ON any other day, the sight of six young people walking in solemn single file in public, all of them calmly wearing a brightly-coloured TV monitor over their heads, might have caused a flurry of comment.

Not this weekend, though. Not when the MCM Scotland Comic Con is in town. Yesterday, the TV wearers were, if not exactly low-profile, then just another part of the endless parade of fantasy costumes at the SECC.

MCM Comic Con claims to stage the UK's biggest modern pop culture events and even after just a couple of hours you began to think it might have a point. Sci-fi, films, animé, games, cosplay and comics were here in a teeming abundance. The age-range of the fans was considerable, too, from very young children to grannies in wheelchairs.

While many of the fans were content to wear T-shirts - Batman, Breaking Bad, Star Wars - others had really made an effort with elaborate costumes, some of which had been painstakingly made at home. Characters from manga and animé were here in their hundreds, while the grip of big-budget superhero movies on the popular imagination was also evident.

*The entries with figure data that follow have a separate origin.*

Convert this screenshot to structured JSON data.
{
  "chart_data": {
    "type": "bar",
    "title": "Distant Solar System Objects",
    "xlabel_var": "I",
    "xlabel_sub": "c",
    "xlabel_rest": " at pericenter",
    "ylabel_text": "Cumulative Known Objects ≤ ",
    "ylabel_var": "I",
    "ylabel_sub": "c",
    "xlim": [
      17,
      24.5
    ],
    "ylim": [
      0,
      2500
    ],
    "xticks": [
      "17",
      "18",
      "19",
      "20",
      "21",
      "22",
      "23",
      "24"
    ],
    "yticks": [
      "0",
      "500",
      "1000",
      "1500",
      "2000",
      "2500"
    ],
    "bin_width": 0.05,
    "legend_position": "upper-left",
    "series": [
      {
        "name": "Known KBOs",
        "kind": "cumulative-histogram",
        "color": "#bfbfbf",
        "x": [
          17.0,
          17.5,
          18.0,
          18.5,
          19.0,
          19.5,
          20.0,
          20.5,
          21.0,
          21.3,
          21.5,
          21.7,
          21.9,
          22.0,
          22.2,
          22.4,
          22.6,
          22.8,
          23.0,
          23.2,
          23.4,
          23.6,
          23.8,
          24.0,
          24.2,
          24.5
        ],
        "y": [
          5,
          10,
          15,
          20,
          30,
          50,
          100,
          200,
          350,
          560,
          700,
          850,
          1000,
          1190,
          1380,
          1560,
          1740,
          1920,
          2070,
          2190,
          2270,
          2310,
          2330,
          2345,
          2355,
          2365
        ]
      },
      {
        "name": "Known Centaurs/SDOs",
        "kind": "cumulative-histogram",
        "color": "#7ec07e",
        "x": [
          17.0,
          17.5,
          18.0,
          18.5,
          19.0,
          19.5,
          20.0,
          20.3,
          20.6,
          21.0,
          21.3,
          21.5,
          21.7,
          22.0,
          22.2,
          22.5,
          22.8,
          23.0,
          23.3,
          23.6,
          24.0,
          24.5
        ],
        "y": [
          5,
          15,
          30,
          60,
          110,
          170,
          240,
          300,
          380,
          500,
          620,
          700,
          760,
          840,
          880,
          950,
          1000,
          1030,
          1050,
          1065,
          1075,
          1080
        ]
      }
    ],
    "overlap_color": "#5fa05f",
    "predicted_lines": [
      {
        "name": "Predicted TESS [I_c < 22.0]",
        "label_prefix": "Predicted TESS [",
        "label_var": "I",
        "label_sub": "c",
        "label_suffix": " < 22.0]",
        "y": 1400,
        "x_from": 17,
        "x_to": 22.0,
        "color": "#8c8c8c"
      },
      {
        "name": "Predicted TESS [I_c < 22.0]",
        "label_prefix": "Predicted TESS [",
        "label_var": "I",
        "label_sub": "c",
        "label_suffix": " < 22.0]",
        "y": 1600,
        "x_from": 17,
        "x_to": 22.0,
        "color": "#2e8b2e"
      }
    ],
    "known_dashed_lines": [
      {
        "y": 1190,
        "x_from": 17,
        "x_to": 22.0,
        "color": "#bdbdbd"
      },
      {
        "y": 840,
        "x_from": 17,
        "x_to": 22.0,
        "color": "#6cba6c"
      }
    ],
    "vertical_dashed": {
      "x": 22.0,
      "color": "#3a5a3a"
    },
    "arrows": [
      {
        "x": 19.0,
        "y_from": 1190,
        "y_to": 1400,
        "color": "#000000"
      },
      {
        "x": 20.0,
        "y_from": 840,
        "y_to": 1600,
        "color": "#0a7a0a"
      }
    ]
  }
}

It was impossible to walk a few feet without encountering a Star Wars stormtrooper, a Jedi knight, a Spiderman, a Captain America, a Batman. There were clusters of blokes in yellow Breaking Bad biohazard suits. One man came dressed as Jules, the hitman from Pulp Fiction. Young women in yellow tracksuits channelled Uma Thurman in Kill Bill. One video game was represented by a bunch of men with clown masks and machine-guns.

One man was dressed in a suit studded with the Batman motif. There were Jokers, and Riddlers, and characters from Kick-Ass. One reed-thin man in his early 20s in a smart pin-stripe suit may or may not have come as Colin Firth's character in Kingsman: The Secret Service. There were men dressed as women. One man had a baby doll in a harness strapped to his chest. Several people walked around with signs offering free hugs.

You had to be pretty knowledgeable to identify the manga and animé characters, though it has to be said that these costumes, teamed with wigs of every colour under the sun, were the ones that caught the eye. In more ways than one: in the throng, a young woman in a flowing satiny dress nearly took the Sunday Herald's eye out with the sharp point of one of her wings.

The stands did good business: comics, figurines, DVDs, Lego kits, T-shirts, board games. Stove-pipe hats were on sale for £36 (all sizes). You could have your name engraved on a bullet in just 60 seconds. Even the man who was staffing the Dogs Trust stall seemed happy with the level of interest from passers-by.

The VIP names who posed for photos and (at £15 a time) signed autographs included Sophie Aldred from Doctor Who, Robert Picardo from Star Trek: Voyager, and Game of Thrones stars Ian Beattie and Ian McElhinney.

In such a large and bustling crowd, it was no surprise that more than a few parents should temporarily mislay their children.

The 2015 Glasgow Comic Con, which continues today, could end up attracting around 35,000 people; the London one, at Excel on October 23-25, however, is even bigger. Last year it drew 122,000.

Asked about the prevalence of Japanese-inspired characters, Bryan Cooney, the event promoter, said: "Girls enter the sci-fi and fantasy world through reading, mainly, and Japanese manga comic-books is very appealing to them, for the art and the stories.

"You've got the proliferation of things like Harry Potter, Twilight, Percy Jackson, Hunger Games and Maze Runner. People are reading those books before they become films. Girls love reading more than boys, and it's causing them to become involved more in the whole scene.

"Social media is personal and not personal, especially on Facebook, and they don't get to meet each other. They keep in touch with their friends from all over the UK and in some cases abroad, but events like this are where they can say, 'I'm with my people'. This is where they meet their friends."

Comic books were bringing young boys back into reading, he added. They might get hooked on movies such as Captain America or The Avengers but might have to wait two years for a sequel to appear. "They're filling the gap by reading, say, a new Captain America: Winter Soldier, or Thor, comic-book. So they start to read, and they follow it through."